Question

Firstly I could do with a brief description of mitochondrial DNA. How does the structure of DNA in mitochondria compare to animal DNA (for the sake of simplicity let's say human - some animals might have unusual DNA structure) and what living organism is the mitochondrial genome most akin to? (Circular like bacteria maybe?) and are the mitochondria within a single human homogenous?

Secondly, and most importantly to my aim, does the mitochondrial genome recombine in anyway? Is the process of recombination affected by its structure? Are there any patterns/rules in mitochondrial recombination? Is there DNA transfer between mitochondria which could have a similar effect?
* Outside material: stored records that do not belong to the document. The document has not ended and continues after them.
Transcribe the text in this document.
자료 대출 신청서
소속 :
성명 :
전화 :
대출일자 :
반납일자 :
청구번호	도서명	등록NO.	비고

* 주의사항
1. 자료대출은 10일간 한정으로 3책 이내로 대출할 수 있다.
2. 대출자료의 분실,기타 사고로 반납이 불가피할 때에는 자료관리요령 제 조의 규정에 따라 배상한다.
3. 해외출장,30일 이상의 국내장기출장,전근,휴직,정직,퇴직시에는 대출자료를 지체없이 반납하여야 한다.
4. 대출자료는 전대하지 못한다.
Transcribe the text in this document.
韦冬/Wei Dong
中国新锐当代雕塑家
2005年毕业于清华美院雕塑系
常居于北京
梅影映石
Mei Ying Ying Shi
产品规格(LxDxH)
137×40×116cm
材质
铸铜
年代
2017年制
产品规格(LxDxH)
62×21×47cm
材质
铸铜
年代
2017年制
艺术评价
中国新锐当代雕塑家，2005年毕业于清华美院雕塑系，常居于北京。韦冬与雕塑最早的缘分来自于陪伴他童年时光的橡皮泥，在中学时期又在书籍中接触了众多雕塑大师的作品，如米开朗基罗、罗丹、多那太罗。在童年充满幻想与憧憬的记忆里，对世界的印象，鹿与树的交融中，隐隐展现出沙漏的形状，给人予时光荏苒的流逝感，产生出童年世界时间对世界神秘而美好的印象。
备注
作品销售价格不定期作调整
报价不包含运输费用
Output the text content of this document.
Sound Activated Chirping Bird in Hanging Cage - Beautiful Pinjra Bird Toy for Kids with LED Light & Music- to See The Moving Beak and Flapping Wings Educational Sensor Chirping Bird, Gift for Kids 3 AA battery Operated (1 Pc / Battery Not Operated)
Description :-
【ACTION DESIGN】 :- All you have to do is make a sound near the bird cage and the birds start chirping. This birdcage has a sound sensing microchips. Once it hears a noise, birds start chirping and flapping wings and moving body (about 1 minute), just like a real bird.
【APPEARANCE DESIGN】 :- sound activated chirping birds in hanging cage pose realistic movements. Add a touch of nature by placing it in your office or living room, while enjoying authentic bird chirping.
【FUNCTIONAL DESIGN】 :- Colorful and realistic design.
I am trying to think about how male deleterious alleles can spread differently in diverged populations given potential recombination to female beneficial (or recombination away from female deleterious mutations).

Answer 1

Mitochondrial DNA is circular, like bacterial DNA, and around 16.6 Kb long. It codes for 37 genes in total but the majority of these are simply the machinery for gene expression (curiously, mitochondria have a slightly different codon->amino acid translation 'table' to nuclear DNA) and so just 13 code for proteins. Single mitochondria usually have multiple copies of the DNA.

Mitochondria are thought to be most closely related to the bacteria Rickettsia, an obligate intracellular parasite that causes typhus. Mitochondria are so degenerate, however, that they've lost nearly all the genes that normal bacteria have.

While there is some small level of heterogeneity in mitochondria in a single person because mitochondria are exclusively transmitted down the female line most people typically only start with a single clonal population of mitochondria. Because of this, there is no other mitochondrial population present that the mitochondrial DNA could undergo recombination with.

Mitochondrial DNA does undergo recombination with nuclear DNA, however, in that genes can be transfered from the mitochondria to the nuclear DNA and because of this the majority of genes necessary for mitochondrial function are now coded not on the mitochondrial DNA but on the nuclear DNA and their protein products transported into the mitochondria after translation.